- Episode no.: Season 1 Episode 11
- Directed by: Bret Haaland
- Written by: J. Stewart Burns
- Production code: 1ACV11
- Original air date: October 3, 1999

Episode features
- Opening caption: Transmitido en Martian en SAP
- Opening cartoon: "Pigs in a Polka" from Merrie Melodies by Warner Bros. Cartoons (1943)

Episode chronology
| ← Previous "A Flight to Remember" | Next → "When Aliens Attack" |
- Futurama season 1

= Mars University =

"Mars University" is the eleventh episode in the first season of the American animated television series Futurama. It originally aired on the Fox network in the United States on October 3, 1999. This episode was written by J. Stewart Burns and directed by Bret Haaland.

==Plot==
While delivering a crate to Professor Farnsworth's office at Mars University, Fry finds out that his 20th century college dropout status is equivalent to only a 31st-century high-school dropout. Knowing this, he vows to enroll, and drop out all over again. Fry gets a room in the financial aid dorm, and finds his roommate Guenter is an intelligent monkey wearing an undersized hat. Farnsworth reveals that Guenter was the content of the crate that they delivered, and that the electronium hat is the source of Guenter's intelligence.

While touring the campus, Bender comes across a chapter of his old fraternity, Epsilon Rho Rho (Err). The nerdy fraternity brothers beg Bender for his help in the art of being cool so they can restore their reputation. After Bender and the Robot House boys climb a ladder to peek in a girls' dorm window, a risque mishap happens when Bender's extendable eyes causes them to fall, crushing Snooty House's servants' quarters and presumably the servants themselves. Bender and the Robot House members get called before Dean Vernon, who places them on dodecatuple secret probation. Robot House enters the fraternity raft regatta in a bid to lift their probation status.

At the parents' reception, Fry humiliates Guenter by releasing Guenter's unintelligent, feral parents from their cage. Later, Guenter expresses his unhappiness at his current life. At the 20th century history exam, the stress finally becomes too much for him, and he tosses the hat aside, jumps out the window, and flees into the Martian jungle. Fry, Leela and Farnsworth track Guenter down, where Farnsworth offers him the hat, and Fry offers him a banana. Before Guenter can decide, Robot House speeds past with Bender on water skis. The boat's wake drags the humans into the river and towards a waterfall. Guenter puts the hat on and rescues them, but falls off a cliff. The Planet Express crew rush to save him and find him unharmed as the hat broke his fall and is now only working at half-capacity. Guenter announces that he likes the new reduced-capacity hat, and that he has decided to transfer to business school, to Farnsworth's horror.

While Fry successfully drops out of college and returns to Planet Express, Guenter obtains his MBA at business school and eventually becomes the FOX Network's latest CEO. Robot House wins the regatta, and a parade in their honor is held, led by an unhappy Vernon, who then goes on one date with Leela, only to never call her back. With his task done, Bender steals everything of value from Robot House and runs off.

==Reception==
In a review of the episode, Space.com criticized Futurama for the disconnectedness of the episodes and the lack of a large recurring cast and questioned the time spent in developing Günter's character when it is unlikely that he will return as a major character. The episode itself was praised for its references to classic frat films such as Animal House and Revenge of the Nerds, though the reference to Lite-Brite was found to be lacking.

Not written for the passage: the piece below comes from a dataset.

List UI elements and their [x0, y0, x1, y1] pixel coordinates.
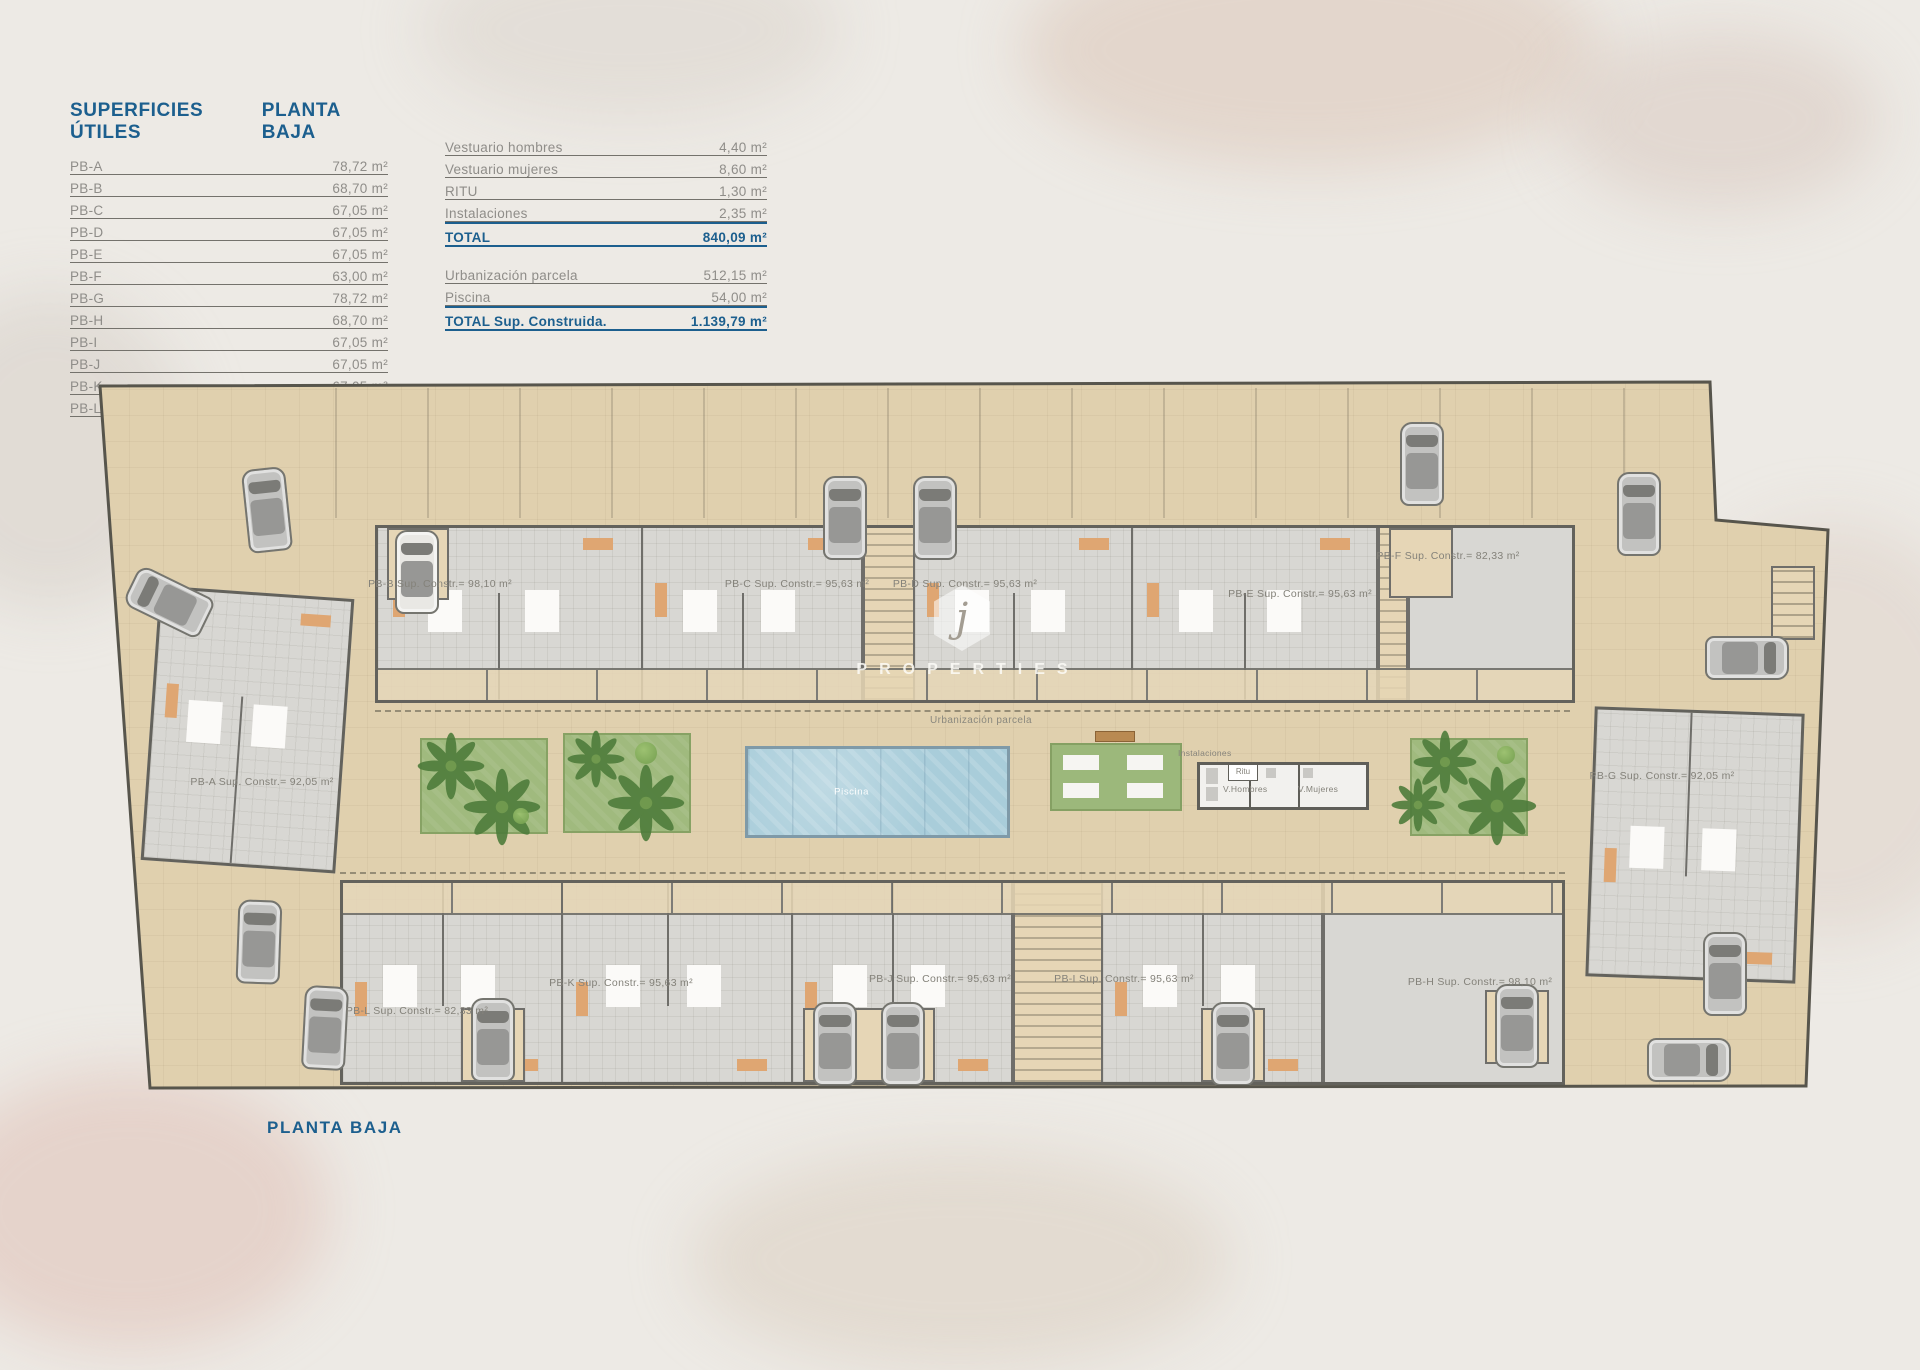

Zack Handlen of The A.V. Club gave the episode a B+, stating, "Even with a plot as fundamentally absurd as this one, the writers still manage to find some authenticity. That makes a for a good half-hour of television, even if it’s not one I have a lot to say about." In 2006 IGN ranked this episode as number 21 in their list of the top 25 Futurama episodes. The episode was initially ranked higher in the list, particularly for its many references to Animal House and its appeal to fans of the film; it was eventually moved to 21st place and replaced by episodes which were perceived as having better storytelling.

==Cultural references==
Much of the plot references scenes from Animal House – Robot House takes the place of Delta House, and the school is headed by "Dean Vernon" instead of "Dean Vernon Wormer"; Delta House's "double secret probation" becomes Robot House's "dodecatuple secret probation", and so on. There are also references to Good Will Hunting. When Professor Farnsworth is lecturing on the effects of quantum neutrino fields, the blackboard behind him displays an explanation of "Superdupersymmetric String Theory" and a diagram explaining "Witten's Dog". Witten's Dog, named after Ed Witten, is a parody of the classic Schroedinger's Cat paradox. Astrophysicist David Schiminovich created both the equations and the diagram, based on "an equation that constrains the mass density of neutrinos in the universe".